Wie konnte es zu dem Absturz kommen nach dem umjubelten Sieg gegen den FC Bayern vor gut zwei Monaten, nach stabilen Wochen zuvor, nach einem satten Neun-Punkte-Vorsprung auf den damals Drittletzten Köln, nach einem Zehn-Punkte-Vorsprung auf den damals Vorletzten Mainz? Fragen, die sich die Verantwortlichen seit Wochen stellen.
Letsch-Aus kostet den VfL Bochum auch viel Geld
Eine Antwort war: Unter Trainer Thomas Letsch sollte es nicht weitergehen nach fünf Niederlagen und einer gefühlten Niederlage, dem 2:2 gegen Darmstadt. Und das, obwohl man ihm im November noch das Vertrauen ausgesprochen hatte für zwei weitere Jahre, notfalls sogar in der 2. Liga. Das kommt Bochum nun teuer zu stehen, Letsch und sein ebenfalls freigestellter Co-Trainer Jan Fießer müssen weiterbezahlt werden.
Letsch hatte Teile der Mannschaft nicht mehr hinter sich, Punkte durch fragwürdige Wechsel und Aufstellungen insbesondere beim so späten 1:2 in Köln verspielt. Ein neuer Impuls sollte die Wende einläuten.
Kaum Änderungen sichtbar unter dem neuen Trainer Butscher
Doch der VfL sah in der Nachfolge-Suche nicht gut aus, handelte sich Absagen ein, die auch noch öffentlich diskutiert wurden. Heiko Butscher, der U19-Trainer und Talentwerk-Chef, erhielt letztlich das Vertrauen für den Rest der Saison. Geändert hat sich in den beiden Spielen unter Butscher wenig, weder personell noch taktisch noch im Ergebnis. 1:1. 0:1.
Kritik an den Kaderplanern Fabian und Lettau wird lauter
Hat Bochum also kein Trainer-, sondern ein Qualitätsproblem im Team? Die Kritik an Sport-Geschäftsführer Patrick Fabian und Sportdirektor Marc Lettau wird lauter. Auch, weil der Kader deutlich teurer ist als in der Vorsaison, aber nicht besser. Im Gegenteil. Es gibt zu viele Spieler auf ähnlichem Niveau, aber kaum Matchwinner.
Von den Neuzugängen überzeugte weitgehend konstant nur Bernardo und phasenweise, im Kalenderjahr 2023, Matus Bero.
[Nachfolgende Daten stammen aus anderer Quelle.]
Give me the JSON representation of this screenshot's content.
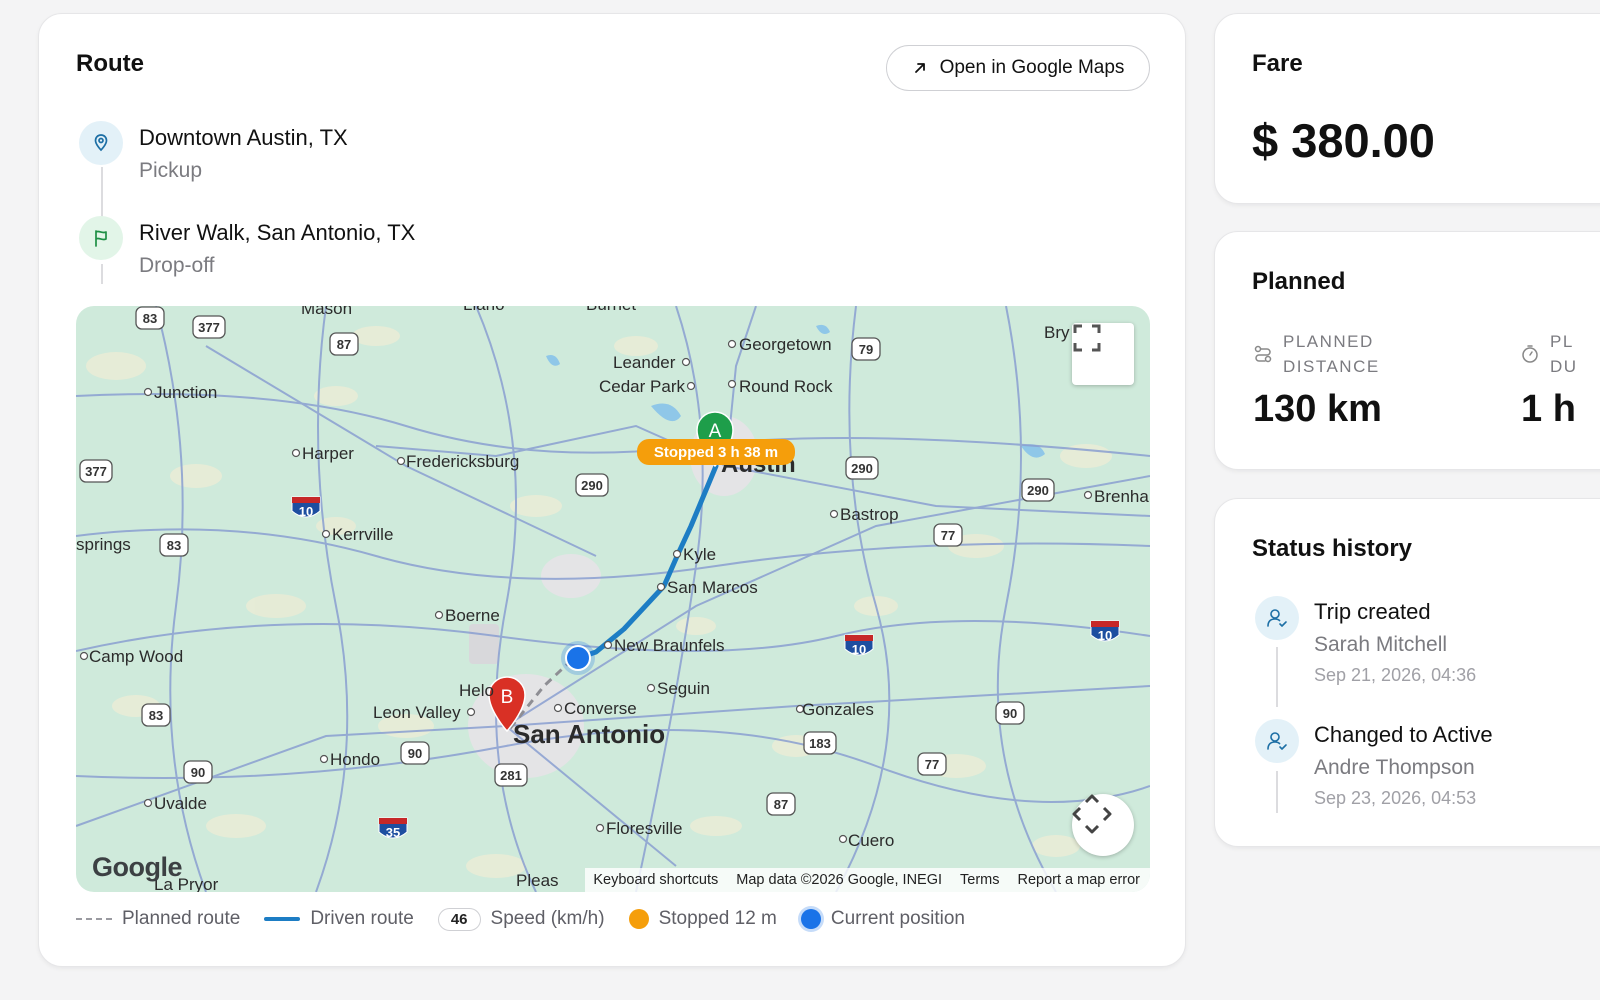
{
  "route": {
    "title": "Route",
    "open_maps_label": "Open in Google Maps",
    "pickup": {
      "name": "Downtown Austin, TX",
      "type": "Pickup"
    },
    "dropoff": {
      "name": "River Walk, San Antonio, TX",
      "type": "Drop-off"
    },
    "map": {
      "marker_a": "A",
      "marker_b": "B",
      "stopped_label": "Stopped 3 h 38 m",
      "google_logo": "Google",
      "attribution": {
        "keyboard": "Keyboard shortcuts",
        "map_data": "Map data ©2026 Google, INEGI",
        "terms": "Terms",
        "report": "Report a map error"
      },
      "places": {
        "georgetown": "Georgetown",
        "leander": "Leander",
        "cedar_park": "Cedar Park",
        "round_rock": "Round Rock",
        "junction": "Junction",
        "harper": "Harper",
        "fredericksburg": "Fredericksburg",
        "austin": "Austin",
        "bastrop": "Bastrop",
        "brenham": "Brenha",
        "bryan": "Bry",
        "kerrville": "Kerrville",
        "springs": "springs",
        "kyle": "Kyle",
        "san_marcos": "San Marcos",
        "boerne": "Boerne",
        "new_braunfels": "New Braunfels",
        "camp_wood": "Camp Wood",
        "helotes": "Helo",
        "leon_valley": "Leon Valley",
        "converse": "Converse",
        "seguin": "Seguin",
        "gonzales": "Gonzales",
        "san_antonio": "San Antonio",
        "hondo": "Hondo",
        "uvalde": "Uvalde",
        "floresville": "Floresville",
        "cuero": "Cuero",
        "pleasanton": "Pleas",
        "la_pryor": "La Pryor",
        "mason": "Mason",
        "llano": "Llano",
        "burnet": "Burnet"
      },
      "shields": {
        "us83a": "83",
        "us377a": "377",
        "us87a": "87",
        "us79": "79",
        "us377b": "377",
        "us290a": "290",
        "us290b": "290",
        "us290c": "290",
        "i10a": "10",
        "us83b": "83",
        "us77a": "77",
        "i10b": "10",
        "i10c": "10",
        "i35": "35",
        "us83c": "83",
        "us90a": "90",
        "us281": "281",
        "us90b": "90",
        "us183": "183",
        "us77b": "77",
        "us90c": "90",
        "us87b": "87"
      }
    },
    "legend": {
      "planned": "Planned route",
      "driven": "Driven route",
      "speed_value": "46",
      "speed": "Speed (km/h)",
      "stopped": "Stopped 12 m",
      "current": "Current position"
    }
  },
  "fare": {
    "title": "Fare",
    "amount": "$ 380.00"
  },
  "planned": {
    "title": "Planned",
    "distance_label_1": "PLANNED",
    "distance_label_2": "DISTANCE",
    "distance_value": "130 km",
    "duration_label_1": "PL",
    "duration_label_2": "DU",
    "duration_value": "1 h"
  },
  "status_history": {
    "title": "Status history",
    "entries": [
      {
        "title": "Trip created",
        "user": "Sarah Mitchell",
        "date": "Sep 21, 2026, 04:36"
      },
      {
        "title": "Changed to Active",
        "user": "Andre Thompson",
        "date": "Sep 23, 2026, 04:53"
      }
    ]
  },
  "colors": {
    "accent_blue": "#1d7dc4",
    "marker_green": "#1e9e4a",
    "marker_red": "#d93025",
    "stopped_orange": "#f59e0b",
    "current_blue": "#1a73e8"
  }
}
Lukas Daschner kommt kaum zum Zug, Moritz Kwarteng war verletzt, dann selten im Einsatz, dann wieder verletzt. Goncalo Paciencia scheint nicht mit genug Herzblut dabei zu sein. Trainerunabhängig.
Ein Vollstrecker fehlt - Wintertransfers platzten
Vor allem fehlt ein Vollstrecker. Ein Stürmer im Winter sollte her, mehrere Transferoptionen scheiterten. Es rächt sich. Wobei die finanziellen Möglichkeiten gerade im Winter begrenzt waren und auch im kommenden Sommer bleiben werden beim VfL Bochum. Das Gehaltsgefüge soll nicht gesprengt werden, wirtschaftliche Stabilität steht über allem – das ist auch gut so. Die Talfahrt nur Fabian und Lettau anzulasten, griffe daher deutlich zu kurz. Zumal das Team ja auch schon gezeigt hat in dieser Saison, zu welchen Leistungen es fähig sein kann.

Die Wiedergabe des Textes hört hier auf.